The wiretapping tweet successfully knocked out of the headlines discussion over whether Attorney General Jeff Sessions committed perjury when he falsely told a Senate committee that he had no contacts with Russians.
But maneuvers that may help Trump politically hurt America on the global stage. The lying alone has already eroded America's moral authority, which is arguably the country's most powerful, least expensive weapon and the impetus for persuading others to follow its lead. What will happen when the U.S. needs support to impose economic sanctions or perhaps an arms embargo?
Strong, credible arguments can help America avoid costly wars, just as the wrong words, ill-conceived provocations, can trigger conflicts, putting American soldiers in harm's way and US citizens in peril.
America's strength is not just its mighty military or its giant economy. The United States is strong also because it has allies that will side with it on difficult challenges. But to persuade others that the challenges are real, Washington must have credibility, and Trump is squandering America's credibility, discarding it as if it were the leftovers at a Mar-a-Lago brunch buffet.
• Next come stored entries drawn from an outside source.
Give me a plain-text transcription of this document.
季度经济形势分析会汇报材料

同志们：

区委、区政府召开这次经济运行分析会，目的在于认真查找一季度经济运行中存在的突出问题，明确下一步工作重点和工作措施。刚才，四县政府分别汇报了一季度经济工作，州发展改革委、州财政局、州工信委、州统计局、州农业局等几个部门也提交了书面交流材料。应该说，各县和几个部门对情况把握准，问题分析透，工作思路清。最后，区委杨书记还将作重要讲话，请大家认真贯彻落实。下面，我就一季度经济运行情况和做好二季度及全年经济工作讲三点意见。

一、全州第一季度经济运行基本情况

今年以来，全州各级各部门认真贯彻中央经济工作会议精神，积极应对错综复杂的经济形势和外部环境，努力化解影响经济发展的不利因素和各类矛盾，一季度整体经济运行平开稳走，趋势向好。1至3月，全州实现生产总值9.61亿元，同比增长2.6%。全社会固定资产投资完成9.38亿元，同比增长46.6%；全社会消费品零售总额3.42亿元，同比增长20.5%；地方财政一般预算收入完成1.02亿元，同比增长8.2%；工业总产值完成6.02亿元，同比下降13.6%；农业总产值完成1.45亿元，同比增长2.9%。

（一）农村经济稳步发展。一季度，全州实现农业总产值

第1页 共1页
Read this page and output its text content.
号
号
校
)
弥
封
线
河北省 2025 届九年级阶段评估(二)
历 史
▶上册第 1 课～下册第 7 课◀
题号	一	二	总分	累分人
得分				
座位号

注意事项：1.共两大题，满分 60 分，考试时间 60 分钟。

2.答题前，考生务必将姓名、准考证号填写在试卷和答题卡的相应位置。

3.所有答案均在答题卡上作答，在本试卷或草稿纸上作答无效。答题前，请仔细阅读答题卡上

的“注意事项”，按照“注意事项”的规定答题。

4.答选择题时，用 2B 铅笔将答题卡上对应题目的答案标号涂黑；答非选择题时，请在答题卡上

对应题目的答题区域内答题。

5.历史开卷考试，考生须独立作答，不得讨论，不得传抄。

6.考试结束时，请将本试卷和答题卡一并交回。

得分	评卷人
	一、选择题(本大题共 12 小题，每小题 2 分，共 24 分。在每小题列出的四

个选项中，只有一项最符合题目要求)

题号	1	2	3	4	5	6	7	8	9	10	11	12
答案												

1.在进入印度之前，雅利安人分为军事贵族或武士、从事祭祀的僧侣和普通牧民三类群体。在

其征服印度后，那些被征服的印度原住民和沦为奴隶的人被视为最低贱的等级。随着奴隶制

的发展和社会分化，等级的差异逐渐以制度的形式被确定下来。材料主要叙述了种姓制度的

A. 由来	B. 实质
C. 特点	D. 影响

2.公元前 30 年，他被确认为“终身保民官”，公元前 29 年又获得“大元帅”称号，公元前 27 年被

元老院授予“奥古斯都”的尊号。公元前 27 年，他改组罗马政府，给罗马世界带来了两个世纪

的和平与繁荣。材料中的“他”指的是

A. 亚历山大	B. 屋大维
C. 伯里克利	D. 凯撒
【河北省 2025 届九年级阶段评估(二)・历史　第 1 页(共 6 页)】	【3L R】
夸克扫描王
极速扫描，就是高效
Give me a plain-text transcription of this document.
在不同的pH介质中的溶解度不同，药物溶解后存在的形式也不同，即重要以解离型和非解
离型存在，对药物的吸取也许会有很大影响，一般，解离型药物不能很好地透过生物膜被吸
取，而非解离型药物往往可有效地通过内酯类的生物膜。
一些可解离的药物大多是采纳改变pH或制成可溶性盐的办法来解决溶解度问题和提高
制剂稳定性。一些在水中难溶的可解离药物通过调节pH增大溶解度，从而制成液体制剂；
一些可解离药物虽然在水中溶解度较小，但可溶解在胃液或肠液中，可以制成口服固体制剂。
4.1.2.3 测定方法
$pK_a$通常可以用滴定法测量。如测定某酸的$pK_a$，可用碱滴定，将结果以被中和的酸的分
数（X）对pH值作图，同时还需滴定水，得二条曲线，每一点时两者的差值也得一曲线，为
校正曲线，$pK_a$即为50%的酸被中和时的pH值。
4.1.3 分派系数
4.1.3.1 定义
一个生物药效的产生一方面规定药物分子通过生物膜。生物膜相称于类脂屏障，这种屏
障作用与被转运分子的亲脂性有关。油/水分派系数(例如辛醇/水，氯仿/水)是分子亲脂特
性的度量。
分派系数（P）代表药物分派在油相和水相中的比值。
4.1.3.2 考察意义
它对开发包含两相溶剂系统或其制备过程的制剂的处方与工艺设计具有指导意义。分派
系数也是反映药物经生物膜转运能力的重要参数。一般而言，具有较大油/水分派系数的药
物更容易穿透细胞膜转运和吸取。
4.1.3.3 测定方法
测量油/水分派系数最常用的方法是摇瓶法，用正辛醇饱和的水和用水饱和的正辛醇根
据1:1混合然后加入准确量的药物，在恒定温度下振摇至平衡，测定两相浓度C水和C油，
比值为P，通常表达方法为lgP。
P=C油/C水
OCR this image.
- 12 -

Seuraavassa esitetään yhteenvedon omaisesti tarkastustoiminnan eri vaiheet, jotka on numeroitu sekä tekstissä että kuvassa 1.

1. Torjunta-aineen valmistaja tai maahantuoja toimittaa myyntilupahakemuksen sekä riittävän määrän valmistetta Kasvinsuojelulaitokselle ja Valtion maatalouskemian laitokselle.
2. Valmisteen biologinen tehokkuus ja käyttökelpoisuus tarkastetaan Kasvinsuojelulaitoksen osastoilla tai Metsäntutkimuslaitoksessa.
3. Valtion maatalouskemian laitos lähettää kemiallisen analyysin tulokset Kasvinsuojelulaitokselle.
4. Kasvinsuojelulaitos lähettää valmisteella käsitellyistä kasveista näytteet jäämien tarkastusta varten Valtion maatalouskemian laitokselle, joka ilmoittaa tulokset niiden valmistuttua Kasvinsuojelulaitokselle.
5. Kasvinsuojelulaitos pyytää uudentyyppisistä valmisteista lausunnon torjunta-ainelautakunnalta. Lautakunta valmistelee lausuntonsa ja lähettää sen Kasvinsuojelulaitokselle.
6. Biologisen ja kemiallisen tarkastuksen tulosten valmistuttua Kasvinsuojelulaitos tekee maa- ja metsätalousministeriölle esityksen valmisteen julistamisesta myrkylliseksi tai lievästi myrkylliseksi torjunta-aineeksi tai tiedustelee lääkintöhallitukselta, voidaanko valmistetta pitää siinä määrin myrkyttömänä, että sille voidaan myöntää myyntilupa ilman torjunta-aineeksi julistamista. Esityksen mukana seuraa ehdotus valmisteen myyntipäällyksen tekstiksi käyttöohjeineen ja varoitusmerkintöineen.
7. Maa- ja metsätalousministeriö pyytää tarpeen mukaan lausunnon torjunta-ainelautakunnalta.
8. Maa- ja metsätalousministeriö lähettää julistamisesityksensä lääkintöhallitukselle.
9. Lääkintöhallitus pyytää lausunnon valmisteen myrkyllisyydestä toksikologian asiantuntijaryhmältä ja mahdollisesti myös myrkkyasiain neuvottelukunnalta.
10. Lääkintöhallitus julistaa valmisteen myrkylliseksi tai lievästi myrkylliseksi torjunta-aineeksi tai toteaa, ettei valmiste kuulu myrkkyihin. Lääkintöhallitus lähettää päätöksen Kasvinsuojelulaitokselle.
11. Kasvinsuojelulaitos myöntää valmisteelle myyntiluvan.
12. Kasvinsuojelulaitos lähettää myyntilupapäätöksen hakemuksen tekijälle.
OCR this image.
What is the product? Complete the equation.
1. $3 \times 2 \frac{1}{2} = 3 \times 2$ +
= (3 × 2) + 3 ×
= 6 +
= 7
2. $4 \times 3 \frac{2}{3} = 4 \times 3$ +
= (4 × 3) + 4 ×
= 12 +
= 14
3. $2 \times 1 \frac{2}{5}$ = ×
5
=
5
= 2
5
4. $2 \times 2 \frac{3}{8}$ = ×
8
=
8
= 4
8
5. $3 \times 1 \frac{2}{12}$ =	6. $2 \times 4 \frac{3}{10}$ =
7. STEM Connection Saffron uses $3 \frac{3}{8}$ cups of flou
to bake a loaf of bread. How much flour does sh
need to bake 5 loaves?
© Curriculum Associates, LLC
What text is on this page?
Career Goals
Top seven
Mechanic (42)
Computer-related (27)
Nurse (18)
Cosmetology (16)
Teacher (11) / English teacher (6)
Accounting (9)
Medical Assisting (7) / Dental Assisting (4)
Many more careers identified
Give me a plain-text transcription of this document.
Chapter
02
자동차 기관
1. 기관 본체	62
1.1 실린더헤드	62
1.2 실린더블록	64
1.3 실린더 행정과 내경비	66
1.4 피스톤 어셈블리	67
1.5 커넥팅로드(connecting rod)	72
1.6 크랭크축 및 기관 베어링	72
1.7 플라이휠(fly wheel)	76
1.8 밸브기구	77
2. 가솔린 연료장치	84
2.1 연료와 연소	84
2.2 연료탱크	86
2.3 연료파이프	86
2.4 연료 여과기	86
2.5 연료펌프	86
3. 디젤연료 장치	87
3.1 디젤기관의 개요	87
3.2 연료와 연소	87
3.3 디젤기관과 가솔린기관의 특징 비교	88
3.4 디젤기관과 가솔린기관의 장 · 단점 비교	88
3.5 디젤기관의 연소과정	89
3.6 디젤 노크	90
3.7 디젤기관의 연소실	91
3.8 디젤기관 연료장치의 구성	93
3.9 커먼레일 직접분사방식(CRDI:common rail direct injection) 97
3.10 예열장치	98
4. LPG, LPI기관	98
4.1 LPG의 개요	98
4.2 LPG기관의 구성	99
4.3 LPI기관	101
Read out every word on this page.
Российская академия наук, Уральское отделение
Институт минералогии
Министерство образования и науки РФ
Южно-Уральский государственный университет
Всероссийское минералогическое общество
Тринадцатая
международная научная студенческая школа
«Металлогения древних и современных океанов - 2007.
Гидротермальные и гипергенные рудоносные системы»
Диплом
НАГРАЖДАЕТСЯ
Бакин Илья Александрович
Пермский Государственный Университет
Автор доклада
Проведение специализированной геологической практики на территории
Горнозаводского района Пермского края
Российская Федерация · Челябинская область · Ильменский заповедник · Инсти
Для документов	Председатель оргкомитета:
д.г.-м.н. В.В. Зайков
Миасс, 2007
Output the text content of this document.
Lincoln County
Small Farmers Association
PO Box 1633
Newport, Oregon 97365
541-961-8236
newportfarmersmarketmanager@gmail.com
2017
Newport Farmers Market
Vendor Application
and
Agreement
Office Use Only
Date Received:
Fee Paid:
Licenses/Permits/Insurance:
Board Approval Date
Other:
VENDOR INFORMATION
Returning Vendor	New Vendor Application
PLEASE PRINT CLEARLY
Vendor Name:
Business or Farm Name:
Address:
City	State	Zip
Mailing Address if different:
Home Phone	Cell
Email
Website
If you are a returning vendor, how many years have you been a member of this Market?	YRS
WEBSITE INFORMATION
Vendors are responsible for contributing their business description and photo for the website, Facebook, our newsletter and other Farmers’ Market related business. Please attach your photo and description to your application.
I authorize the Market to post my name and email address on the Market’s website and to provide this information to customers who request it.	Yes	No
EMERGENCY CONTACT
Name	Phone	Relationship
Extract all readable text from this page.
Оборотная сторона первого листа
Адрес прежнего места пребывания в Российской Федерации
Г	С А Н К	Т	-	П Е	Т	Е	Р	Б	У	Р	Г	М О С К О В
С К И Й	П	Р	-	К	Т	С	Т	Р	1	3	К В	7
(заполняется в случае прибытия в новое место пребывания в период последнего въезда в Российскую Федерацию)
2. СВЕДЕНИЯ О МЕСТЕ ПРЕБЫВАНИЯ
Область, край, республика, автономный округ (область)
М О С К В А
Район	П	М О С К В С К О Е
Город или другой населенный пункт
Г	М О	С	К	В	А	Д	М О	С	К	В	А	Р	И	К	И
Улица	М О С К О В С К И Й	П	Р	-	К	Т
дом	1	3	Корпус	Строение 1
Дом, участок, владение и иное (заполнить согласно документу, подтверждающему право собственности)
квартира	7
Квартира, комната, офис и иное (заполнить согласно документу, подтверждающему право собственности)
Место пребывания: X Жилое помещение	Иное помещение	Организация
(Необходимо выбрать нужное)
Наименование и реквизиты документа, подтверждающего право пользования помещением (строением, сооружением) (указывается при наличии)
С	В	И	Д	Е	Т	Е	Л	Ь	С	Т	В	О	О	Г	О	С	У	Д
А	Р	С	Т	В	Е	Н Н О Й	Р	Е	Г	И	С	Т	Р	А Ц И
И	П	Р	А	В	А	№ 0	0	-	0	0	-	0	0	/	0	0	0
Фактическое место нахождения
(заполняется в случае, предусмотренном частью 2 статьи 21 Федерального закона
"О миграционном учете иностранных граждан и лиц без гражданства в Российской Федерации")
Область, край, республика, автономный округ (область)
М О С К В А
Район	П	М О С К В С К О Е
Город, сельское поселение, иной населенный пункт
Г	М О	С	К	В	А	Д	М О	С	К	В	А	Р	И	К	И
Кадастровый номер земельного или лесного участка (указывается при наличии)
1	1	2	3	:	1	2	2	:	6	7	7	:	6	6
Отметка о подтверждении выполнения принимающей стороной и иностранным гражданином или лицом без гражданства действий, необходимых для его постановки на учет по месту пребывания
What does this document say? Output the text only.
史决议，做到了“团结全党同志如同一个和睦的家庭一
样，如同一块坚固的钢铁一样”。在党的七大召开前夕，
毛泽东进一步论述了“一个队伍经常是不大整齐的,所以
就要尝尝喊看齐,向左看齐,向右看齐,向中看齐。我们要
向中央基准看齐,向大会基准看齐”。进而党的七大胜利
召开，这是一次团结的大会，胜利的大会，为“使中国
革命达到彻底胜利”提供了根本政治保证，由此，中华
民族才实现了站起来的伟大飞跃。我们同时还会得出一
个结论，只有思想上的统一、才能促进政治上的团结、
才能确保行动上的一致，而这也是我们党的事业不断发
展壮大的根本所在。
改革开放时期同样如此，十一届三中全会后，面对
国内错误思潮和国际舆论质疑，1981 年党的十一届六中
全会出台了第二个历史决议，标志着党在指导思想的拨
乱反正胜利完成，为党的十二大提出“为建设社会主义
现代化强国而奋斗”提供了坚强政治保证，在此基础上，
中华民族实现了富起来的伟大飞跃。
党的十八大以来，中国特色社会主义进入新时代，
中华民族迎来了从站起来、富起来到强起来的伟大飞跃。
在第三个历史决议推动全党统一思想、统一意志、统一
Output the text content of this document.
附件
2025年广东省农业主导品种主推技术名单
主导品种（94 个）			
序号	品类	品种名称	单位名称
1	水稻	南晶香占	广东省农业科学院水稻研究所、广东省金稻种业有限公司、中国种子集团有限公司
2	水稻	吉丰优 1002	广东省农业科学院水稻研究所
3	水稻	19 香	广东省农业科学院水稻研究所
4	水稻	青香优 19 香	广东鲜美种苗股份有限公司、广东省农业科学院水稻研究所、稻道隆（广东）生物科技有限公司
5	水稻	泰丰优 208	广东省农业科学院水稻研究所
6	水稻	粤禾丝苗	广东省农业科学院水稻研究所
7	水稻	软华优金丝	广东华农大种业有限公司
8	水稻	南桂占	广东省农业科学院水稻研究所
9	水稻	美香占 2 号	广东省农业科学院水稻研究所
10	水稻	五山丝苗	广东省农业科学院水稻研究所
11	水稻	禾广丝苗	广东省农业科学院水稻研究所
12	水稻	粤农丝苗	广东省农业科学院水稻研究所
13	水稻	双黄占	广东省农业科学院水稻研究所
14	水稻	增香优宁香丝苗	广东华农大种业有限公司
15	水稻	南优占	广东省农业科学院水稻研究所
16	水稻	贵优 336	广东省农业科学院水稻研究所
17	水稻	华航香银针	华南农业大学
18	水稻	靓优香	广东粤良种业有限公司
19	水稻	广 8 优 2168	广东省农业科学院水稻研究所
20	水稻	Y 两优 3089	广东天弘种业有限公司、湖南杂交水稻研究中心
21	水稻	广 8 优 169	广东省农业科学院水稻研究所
Trump may not care about the truth, but the rest of the world does. America's allies do. It's about time for the President and his staff to understand that this is no game. They cannot repeat statements they hear on television, unless they know they are factual. To do otherwise could trigger potentially grave consequences.
If Trump wants to go down in history as a successful president, it's time for him to re-examine his relationship with the truth.